Abstract

Aaronson and Ambainis (2009) and Chailloux (2018) showed that fully symmetric (partial) functions do not admit exponential quantum query speedups. This raises a natural question: how symmetric must a function be before it cannot exhibit a large quantum speedup?
In this work, we prove that hypergraph symmetries in the adjacency matrix model allow at most a polynomial separation between randomized and quantum query complexities. We also show that, remarkably, permutation groups constructed out of these symmetries are essentially the only permutation groups that prevent super-polynomial quantum speedups. We prove this by fully characterizing the primitive permutation groups that allow super-polynomial quantum speedups.

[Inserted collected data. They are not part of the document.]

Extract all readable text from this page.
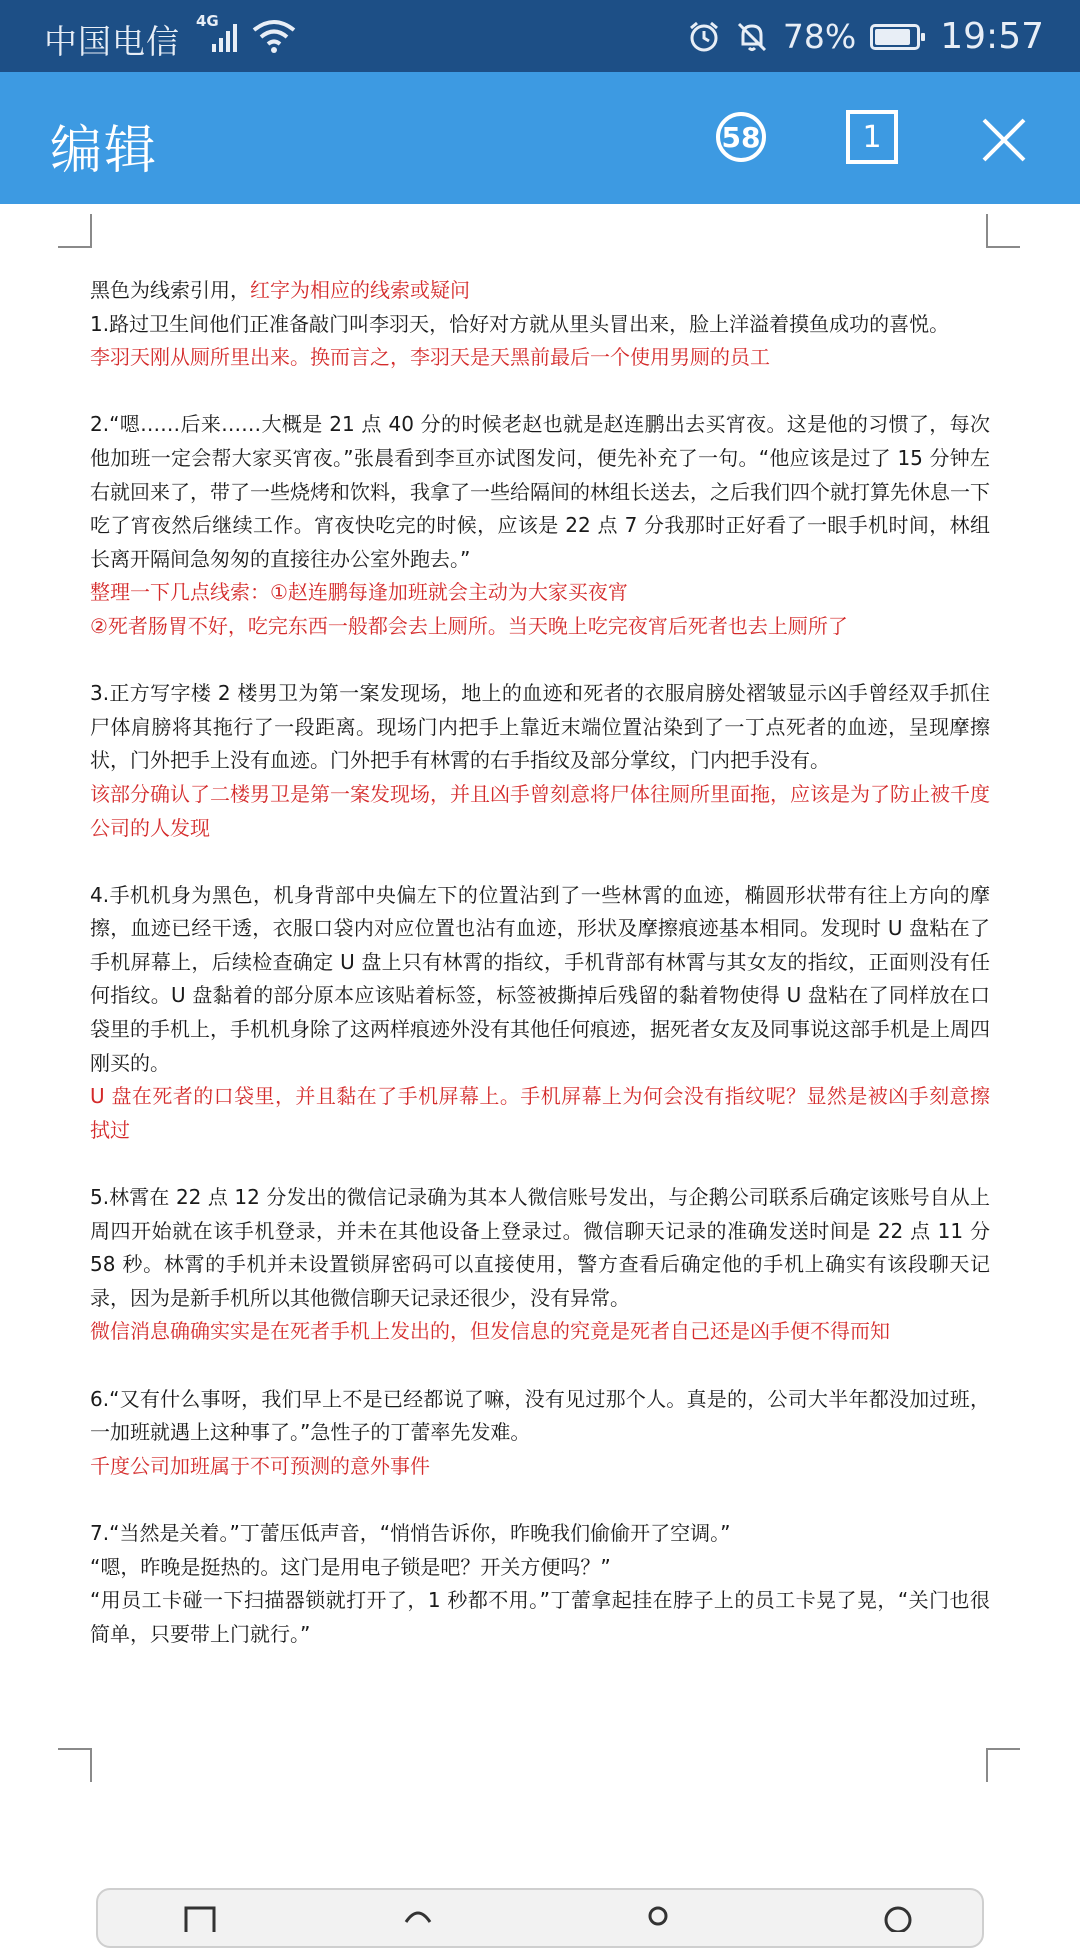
中国电信
4G	78% 19:57
编辑	58	1

黑色为线索引用，红字为相应的线索或疑问

1.路过卫生间他们正准备敲门叫李羽天，恰好对方就从里头冒出来，脸上洋溢着摸鱼成功的喜悦。

李羽天刚从厕所里出来。换而言之，李羽天是天黑前最后一个使用男厕的员工

2.“嗯……后来……大概是 21 点 40 分的时候老赵也就是赵连鹏出去买宵夜。这是他的习惯了，每次他加班一定会帮大家买宵夜。”张晨看到李亘亦试图发问，便先补充了一句。“他应该是过了 15 分钟左右就回来了，带了一些烧烤和饮料，我拿了一些给隔间的林组长送去，之后我们四个就打算先休息一下吃了宵夜然后继续工作。宵夜快吃完的时候，应该是 22 点 7 分我那时正好看了一眼手机时间，林组长离开隔间急匆匆的直接往办公室外跑去。”

整理一下几点线索：①赵连鹏每逢加班就会主动为大家买夜宵

②死者肠胃不好，吃完东西一般都会去上厕所。当天晚上吃完夜宵后死者也去上厕所了

3.正方写字楼 2 楼男卫为第一案发现场，地上的血迹和死者的衣服肩膀处褶皱显示凶手曾经双手抓住尸体肩膀将其拖行了一段距离。现场门内把手上靠近末端位置沾染到了一丁点死者的血迹，呈现摩擦状，门外把手上没有血迹。门外把手有林霄的右手指纹及部分掌纹，门内把手没有。

该部分确认了二楼男卫是第一案发现场，并且凶手曾刻意将尸体往厕所里面拖，应该是为了防止被千度公司的人发现

4.手机机身为黑色，机身背部中央偏左下的位置沾到了一些林霄的血迹，椭圆形状带有往上方向的摩擦，血迹已经干透，衣服口袋内对应位置也沾有血迹，形状及摩擦痕迹基本相同。发现时 U 盘粘在了手机屏幕上，后续检查确定 U 盘上只有林霄的指纹，手机背部有林霄与其女友的指纹，正面则没有任何指纹。U 盘黏着的部分原本应该贴着标签，标签被撕掉后残留的黏着物使得 U 盘粘在了同样放在口袋里的手机上，手机机身除了这两样痕迹外没有其他任何痕迹，据死者女友及同事说这部手机是上周四刚买的。

U 盘在死者的口袋里，并且黏在了手机屏幕上。手机屏幕上为何会没有指纹呢？显然是被凶手刻意擦拭过

5.林霄在 22 点 12 分发出的微信记录确为其本人微信账号发出，与企鹅公司联系后确定该账号自从上周四开始就在该手机登录，并未在其他设备上登录过。微信聊天记录的准确发送时间是 22 点 11 分 58 秒。林霄的手机并未设置锁屏密码可以直接使用，警方查看后确定他的手机上确实有该段聊天记录，因为是新手机所以其他微信聊天记录还很少，没有异常。

微信消息确确实实是在死者手机上发出的，但发信息的究竟是死者自己还是凶手便不得而知

6.“又有什么事呀，我们早上不是已经都说了嘛，没有见过那个人。真是的，公司大半年都没加过班，一加班就遇上这种事了。”急性子的丁蕾率先发难。

千度公司加班属于不可预测的意外事件

7.“当然是关着。”丁蕾压低声音，“悄悄告诉你，昨晚我们偷偷开了空调。”

“嗯，昨晚是挺热的。这门是用电子锁是吧？开关方便吗？”

“用员工卡碰一下扫描器锁就打开了，1 秒都不用。”丁蕾拿起挂在脖子上的员工卡晃了晃，“关门也很简单，只要带上门就行。”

In contrast, in the adjacency list model for bounded-degree graphs (where graph symmetry is manifested differently), we exhibit a property testing problem that shows an exponential quantum speedup. These results resolve open questions posed by Ambainis, Childs, and Liu (2010) and Montanaro and de Wolf (2013).

Year of Publication
2020
Conference Name
Proceedings of the 61st IEEE Symposium on Foundations of Computer Science (FOCS 2020)
Date Published
06/2020
URL
https://arxiv.org/abs/2006.12760
DOI
10.1109/FOCS46700.2020.00066